On December 2, 2019, education minister Partha Chatterjee ruled out any concession for several thousands of college students disqualified from writing their first semester exams because of inadequate attendance. Although students protested stridently laying siege to colleges and blocking arterial roads, for the first time, the TMC government didn’t buckle under pressure.
According to political pundits in Kolkata, Banerjee’s sustained effort to reform the state’s once much vaunted education system ruined during 34 years of uninterrupted rule (1977-2011) of the CPM (Communist Party of India-Marxist)-led Left Front over the state, has impressed West Bengal’s influential bhadralok (refined middle class) which places a high premium on high-quality holistic education. Moreover Banerjee’s spirited response to the Hindu, Hindi, Hindustan rhetoric of the BJP, promoting Bengali pride and exceptionalism, and secular pro-minorities campaign enabled her to halt the BJP juggernaut in West Bengal.

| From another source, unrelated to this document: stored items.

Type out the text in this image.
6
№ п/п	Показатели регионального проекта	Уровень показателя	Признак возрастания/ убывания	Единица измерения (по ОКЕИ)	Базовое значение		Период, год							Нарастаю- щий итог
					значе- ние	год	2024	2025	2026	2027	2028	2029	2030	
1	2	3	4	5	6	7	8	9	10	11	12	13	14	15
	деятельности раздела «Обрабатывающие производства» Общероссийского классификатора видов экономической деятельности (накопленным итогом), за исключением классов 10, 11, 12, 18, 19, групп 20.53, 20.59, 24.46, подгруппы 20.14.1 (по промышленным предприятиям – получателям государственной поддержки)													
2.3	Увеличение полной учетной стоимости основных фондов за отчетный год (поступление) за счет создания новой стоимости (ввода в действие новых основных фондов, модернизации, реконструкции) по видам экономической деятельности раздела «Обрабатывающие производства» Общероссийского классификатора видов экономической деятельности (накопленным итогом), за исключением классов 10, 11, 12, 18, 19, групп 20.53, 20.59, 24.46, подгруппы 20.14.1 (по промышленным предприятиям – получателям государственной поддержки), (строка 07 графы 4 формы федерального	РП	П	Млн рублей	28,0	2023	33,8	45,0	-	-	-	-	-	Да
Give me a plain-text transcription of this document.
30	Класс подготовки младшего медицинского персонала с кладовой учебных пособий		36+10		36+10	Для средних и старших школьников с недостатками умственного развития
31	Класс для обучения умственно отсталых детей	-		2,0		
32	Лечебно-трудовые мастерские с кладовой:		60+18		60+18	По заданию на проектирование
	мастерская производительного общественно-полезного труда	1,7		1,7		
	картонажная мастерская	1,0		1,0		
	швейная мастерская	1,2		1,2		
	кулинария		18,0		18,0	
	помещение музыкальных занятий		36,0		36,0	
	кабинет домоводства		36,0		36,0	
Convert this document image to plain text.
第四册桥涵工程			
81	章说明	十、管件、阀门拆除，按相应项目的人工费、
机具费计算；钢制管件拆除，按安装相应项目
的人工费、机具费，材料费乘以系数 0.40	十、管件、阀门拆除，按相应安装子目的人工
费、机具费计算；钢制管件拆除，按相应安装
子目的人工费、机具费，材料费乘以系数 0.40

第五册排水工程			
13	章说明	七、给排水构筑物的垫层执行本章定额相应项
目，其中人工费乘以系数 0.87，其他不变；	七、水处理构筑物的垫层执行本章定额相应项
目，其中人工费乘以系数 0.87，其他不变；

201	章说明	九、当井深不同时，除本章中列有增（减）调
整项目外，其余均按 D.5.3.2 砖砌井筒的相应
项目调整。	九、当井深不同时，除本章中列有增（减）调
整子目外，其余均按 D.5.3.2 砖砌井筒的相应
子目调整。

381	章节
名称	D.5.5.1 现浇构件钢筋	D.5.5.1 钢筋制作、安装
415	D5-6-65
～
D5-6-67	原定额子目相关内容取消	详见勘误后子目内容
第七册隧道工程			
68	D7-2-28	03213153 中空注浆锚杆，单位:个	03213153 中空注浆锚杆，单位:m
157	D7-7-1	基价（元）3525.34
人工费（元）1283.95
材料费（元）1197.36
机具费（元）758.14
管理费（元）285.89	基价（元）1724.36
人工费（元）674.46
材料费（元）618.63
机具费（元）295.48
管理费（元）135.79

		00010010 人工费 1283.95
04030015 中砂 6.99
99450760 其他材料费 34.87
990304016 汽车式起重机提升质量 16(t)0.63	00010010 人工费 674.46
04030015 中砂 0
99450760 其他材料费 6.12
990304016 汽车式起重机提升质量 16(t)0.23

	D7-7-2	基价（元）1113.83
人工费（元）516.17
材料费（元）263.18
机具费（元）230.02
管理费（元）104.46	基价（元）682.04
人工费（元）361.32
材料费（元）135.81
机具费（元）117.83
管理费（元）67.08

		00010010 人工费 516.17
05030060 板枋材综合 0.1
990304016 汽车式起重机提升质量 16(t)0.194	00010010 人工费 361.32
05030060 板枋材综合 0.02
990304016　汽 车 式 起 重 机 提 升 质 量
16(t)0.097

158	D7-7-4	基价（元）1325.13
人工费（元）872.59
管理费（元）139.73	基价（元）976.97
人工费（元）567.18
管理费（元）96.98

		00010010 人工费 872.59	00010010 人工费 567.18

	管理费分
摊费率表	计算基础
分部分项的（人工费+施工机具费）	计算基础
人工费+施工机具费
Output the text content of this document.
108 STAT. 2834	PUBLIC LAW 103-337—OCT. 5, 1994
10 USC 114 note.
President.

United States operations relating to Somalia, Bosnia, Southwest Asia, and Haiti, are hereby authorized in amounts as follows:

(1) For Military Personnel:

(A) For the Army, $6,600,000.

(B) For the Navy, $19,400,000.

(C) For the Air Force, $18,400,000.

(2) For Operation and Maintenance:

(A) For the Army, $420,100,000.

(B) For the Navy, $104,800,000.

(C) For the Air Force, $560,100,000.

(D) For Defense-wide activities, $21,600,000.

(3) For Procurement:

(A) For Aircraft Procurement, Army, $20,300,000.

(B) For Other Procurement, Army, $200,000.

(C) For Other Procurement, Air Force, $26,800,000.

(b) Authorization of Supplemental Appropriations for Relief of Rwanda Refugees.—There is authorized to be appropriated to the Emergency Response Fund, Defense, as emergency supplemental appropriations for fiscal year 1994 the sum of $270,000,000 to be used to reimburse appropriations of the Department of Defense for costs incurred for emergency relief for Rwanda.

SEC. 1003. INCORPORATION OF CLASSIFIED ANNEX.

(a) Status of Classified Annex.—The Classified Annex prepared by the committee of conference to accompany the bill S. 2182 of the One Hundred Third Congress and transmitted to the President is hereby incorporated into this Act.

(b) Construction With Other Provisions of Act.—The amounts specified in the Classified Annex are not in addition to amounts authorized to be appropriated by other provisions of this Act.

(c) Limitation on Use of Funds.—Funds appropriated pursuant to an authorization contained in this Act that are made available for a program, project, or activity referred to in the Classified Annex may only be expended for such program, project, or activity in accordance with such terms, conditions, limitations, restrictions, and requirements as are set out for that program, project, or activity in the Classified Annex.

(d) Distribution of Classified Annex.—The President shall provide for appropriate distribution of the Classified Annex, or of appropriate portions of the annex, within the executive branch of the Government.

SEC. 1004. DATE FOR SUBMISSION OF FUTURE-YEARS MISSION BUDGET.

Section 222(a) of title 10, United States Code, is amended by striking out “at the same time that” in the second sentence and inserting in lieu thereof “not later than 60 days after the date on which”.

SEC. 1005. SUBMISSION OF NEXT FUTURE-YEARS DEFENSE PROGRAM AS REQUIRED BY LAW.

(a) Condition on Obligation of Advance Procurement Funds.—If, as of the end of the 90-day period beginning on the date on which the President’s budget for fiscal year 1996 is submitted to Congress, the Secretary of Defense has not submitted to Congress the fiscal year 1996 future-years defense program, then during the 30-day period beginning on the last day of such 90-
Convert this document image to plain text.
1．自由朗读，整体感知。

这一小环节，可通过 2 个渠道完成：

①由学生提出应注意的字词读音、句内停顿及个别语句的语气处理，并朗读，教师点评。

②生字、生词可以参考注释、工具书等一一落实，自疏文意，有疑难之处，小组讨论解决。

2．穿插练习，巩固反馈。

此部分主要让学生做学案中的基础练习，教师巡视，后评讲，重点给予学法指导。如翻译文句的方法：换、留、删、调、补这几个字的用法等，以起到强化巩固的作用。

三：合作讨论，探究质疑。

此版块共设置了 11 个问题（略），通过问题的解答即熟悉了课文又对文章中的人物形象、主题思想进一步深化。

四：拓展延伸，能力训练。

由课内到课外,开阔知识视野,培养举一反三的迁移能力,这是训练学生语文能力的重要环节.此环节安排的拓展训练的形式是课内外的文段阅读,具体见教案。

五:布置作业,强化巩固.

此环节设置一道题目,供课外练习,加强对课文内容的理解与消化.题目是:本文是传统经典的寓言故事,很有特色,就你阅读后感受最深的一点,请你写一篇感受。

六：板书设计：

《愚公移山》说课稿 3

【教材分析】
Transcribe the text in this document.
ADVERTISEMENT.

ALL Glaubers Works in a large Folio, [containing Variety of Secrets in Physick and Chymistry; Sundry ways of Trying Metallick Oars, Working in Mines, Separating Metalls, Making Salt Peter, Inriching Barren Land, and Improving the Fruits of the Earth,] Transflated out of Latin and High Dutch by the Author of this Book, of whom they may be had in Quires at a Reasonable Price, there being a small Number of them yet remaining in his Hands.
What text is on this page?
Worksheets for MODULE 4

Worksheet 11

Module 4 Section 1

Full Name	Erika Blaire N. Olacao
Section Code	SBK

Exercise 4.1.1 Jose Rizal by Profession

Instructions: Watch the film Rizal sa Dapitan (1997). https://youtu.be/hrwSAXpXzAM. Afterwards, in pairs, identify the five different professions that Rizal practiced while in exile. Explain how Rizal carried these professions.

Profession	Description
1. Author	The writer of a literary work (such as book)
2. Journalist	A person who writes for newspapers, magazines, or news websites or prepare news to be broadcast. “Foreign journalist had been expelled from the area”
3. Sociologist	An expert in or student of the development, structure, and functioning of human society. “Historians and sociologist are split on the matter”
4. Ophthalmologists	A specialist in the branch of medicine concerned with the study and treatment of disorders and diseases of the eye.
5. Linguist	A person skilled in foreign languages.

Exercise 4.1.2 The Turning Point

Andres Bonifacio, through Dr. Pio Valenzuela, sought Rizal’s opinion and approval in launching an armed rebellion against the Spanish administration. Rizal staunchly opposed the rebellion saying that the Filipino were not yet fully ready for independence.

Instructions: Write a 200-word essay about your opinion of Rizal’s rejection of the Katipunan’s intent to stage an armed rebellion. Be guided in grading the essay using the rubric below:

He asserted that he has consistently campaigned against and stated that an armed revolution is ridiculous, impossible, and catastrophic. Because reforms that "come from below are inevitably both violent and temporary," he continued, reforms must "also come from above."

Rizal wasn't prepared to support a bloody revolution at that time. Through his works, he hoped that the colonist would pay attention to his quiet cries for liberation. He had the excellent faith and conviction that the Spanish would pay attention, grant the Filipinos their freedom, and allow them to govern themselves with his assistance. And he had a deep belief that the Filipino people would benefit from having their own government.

Yet perhaps the best result of the recently concluded raucous assembly election of 2021 is that the CPM which misruled West Bengal for 34 years with a Marxist iron hand, didn’t win a single seat.
Somewhat belatedly, the citizenry of West Bengal — India’s most academically and industrially advanced state until the early 1970s — has become aware of the damage and devastation that the CPM and its cadres inflicted upon this high potential state.